Lo tomo de sus manos relajando los hombros en un gesto de derrota.

– Además, ¿a quién se le ocurre dibujar en un vehículo en marcha? –aunque suena a queja, sé bien que es una excusa que se pone a sí misma y, de paso, a mí.

Veinte minutos de viaje después, sólo se escucha el zumbido del motor y las ruedas recorriendo la carretera. Deduzco que algunos de los alumnos se han dormido, al igual que el hijo de Elena, apoyado en el cristal de la ventana, y a la propia Elena, que se le empiezan a cerrar también los ojos. Lo cierto es que la sensación flotante del movimiento del autocar adormece.
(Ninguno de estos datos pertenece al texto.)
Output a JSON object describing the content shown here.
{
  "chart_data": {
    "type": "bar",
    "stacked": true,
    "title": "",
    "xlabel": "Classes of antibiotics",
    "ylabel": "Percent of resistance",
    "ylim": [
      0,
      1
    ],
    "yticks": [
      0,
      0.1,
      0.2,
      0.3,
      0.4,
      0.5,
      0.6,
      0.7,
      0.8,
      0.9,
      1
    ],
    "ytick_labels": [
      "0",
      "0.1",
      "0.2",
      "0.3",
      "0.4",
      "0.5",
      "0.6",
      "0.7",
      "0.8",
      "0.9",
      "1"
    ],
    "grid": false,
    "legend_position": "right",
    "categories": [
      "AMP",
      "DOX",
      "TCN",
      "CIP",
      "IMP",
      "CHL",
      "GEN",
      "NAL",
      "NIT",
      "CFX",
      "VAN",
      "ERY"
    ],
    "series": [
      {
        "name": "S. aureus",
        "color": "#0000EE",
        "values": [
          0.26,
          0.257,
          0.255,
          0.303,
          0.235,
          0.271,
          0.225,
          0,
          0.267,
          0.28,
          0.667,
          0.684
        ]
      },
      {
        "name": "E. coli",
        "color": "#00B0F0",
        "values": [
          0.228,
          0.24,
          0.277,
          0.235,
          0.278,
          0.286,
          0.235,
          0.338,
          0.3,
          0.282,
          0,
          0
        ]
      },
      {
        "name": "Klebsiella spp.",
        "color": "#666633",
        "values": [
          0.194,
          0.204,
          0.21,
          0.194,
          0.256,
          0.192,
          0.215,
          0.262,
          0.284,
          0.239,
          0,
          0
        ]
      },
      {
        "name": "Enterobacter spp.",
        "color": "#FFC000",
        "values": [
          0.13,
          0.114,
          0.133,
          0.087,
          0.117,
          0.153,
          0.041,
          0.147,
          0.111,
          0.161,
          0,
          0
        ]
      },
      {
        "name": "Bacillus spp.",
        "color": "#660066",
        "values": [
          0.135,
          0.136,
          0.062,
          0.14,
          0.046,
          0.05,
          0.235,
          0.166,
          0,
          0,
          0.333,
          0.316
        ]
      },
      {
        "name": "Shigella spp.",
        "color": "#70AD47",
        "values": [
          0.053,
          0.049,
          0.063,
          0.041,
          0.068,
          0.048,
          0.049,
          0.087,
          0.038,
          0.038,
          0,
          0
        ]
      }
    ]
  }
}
Blanca se acomoda en el asiento, con los ojos cerrados desde hace rato, cruzando los brazos sobre su vientre, y poco a poco su cuerpo va perdiendo fuerza y su cabeza resbala lentamente hasta quedar apoyada en mi hombro. La miro desde arriba, entre sorprendida y enternecida. Su cabello me hace cosquillas en la nariz. Tenerla así me hace cosquillas en el estómago. Yo caigo en las redes de Morfeo un poco más tarde, pero también me vence, y hasta que no llegamos a nuestro destino no nos despertamos. Cuando lo hacemos, nos fijamos casi a la vez en que nuestras manos están cogidas, nos deshacemos rápidamente del agarre de la otra, igual de desconcertadas, miramos a nuestro alrededor, comprobamos que nadie nos ha visto, respiramos, sonreímos sólo con los ojos.